Lists files on an Azure Datalake Storage server.
Azure Datalake Storage nodes enable you to access data lakes on Azure storage, so that you can integrate your data flows accordingly. See:
To create a list of files in an Azure Datalake Storage location:
-
Enter the RemotePath to the location you want to interrogate.
If you want to list files from multiple Azure Datalake Storage locations, use the (from Field) variant of the RemotePath property, to point to an input field that references the Azure locations.
- Provide your Azure AccountName, together with the AccountKey, or the following properties combined, in the relevant field/s:
- ClientID, together with the ClientSecret and the TenantID.
As well as being able to provide a simple list of files within your Azure Data Lake, the Azure DataLake Storage List node allows you to inspect the file contents using the MetadataMode property.
Properties
FileSystem
Specify the file system of the Azure Datalake Storage.
A value is required for this property.
RemotePath
Specify the path to the Azure Datalake Storage objects.
A value is required for this property.
Recurse
Optionally specify whether to recursively enumerate the files under RemotePath.

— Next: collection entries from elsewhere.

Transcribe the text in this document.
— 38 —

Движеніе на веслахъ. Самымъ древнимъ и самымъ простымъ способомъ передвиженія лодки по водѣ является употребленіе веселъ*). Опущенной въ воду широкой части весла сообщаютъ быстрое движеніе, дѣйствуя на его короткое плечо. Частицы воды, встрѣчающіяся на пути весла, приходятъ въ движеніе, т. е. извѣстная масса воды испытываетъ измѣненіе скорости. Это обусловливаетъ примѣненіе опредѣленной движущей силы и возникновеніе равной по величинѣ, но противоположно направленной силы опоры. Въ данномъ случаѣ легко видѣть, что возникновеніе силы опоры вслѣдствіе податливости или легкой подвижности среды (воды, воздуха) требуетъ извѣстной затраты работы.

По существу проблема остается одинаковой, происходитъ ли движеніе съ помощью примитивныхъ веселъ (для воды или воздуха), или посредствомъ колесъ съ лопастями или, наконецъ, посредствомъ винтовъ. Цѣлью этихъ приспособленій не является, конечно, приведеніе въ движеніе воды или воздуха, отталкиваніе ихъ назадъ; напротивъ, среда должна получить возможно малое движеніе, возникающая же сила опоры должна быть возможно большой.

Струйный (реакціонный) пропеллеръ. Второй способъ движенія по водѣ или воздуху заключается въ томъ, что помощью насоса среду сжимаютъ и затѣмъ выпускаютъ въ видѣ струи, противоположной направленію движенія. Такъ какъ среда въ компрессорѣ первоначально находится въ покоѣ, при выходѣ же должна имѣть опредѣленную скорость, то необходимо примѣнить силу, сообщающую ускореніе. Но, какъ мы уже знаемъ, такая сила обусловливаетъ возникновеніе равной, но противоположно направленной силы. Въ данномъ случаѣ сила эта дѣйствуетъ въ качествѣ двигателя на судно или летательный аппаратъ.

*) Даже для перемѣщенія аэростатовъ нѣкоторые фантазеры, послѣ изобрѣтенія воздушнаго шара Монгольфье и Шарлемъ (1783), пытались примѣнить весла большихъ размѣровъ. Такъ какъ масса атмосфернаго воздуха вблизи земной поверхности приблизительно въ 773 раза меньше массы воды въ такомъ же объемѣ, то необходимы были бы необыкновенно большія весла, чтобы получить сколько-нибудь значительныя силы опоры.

The default value is False.
AccountName
Specify the Azure Account Name.
A value is required for this property.
One of the following should be entered:
-
AccountKey
The Azure Secret Key.
Or the combination of:
-
ClientID
The Client ID for the registered app.
-
ClientSecret
The Client Secret for the registered app.
-
TenantID
The Tenant ID (directory) for the registered app.
ListSubdirectories
Optionally specify a list of patterns matching subdirectories which are to be included in the output.
Each subdirectory pattern must be entered on a separate line.
This property only has an effect when the Recurse property is set to True.
By default, all files are listed.
ExcludeSubdirectories
Optionally specify a list of patterns matching subdirectories which are to be excluded from the output.
Each subdirectory pattern must be entered on a separate line.
This property only has an effect when the Recurse property is set to True.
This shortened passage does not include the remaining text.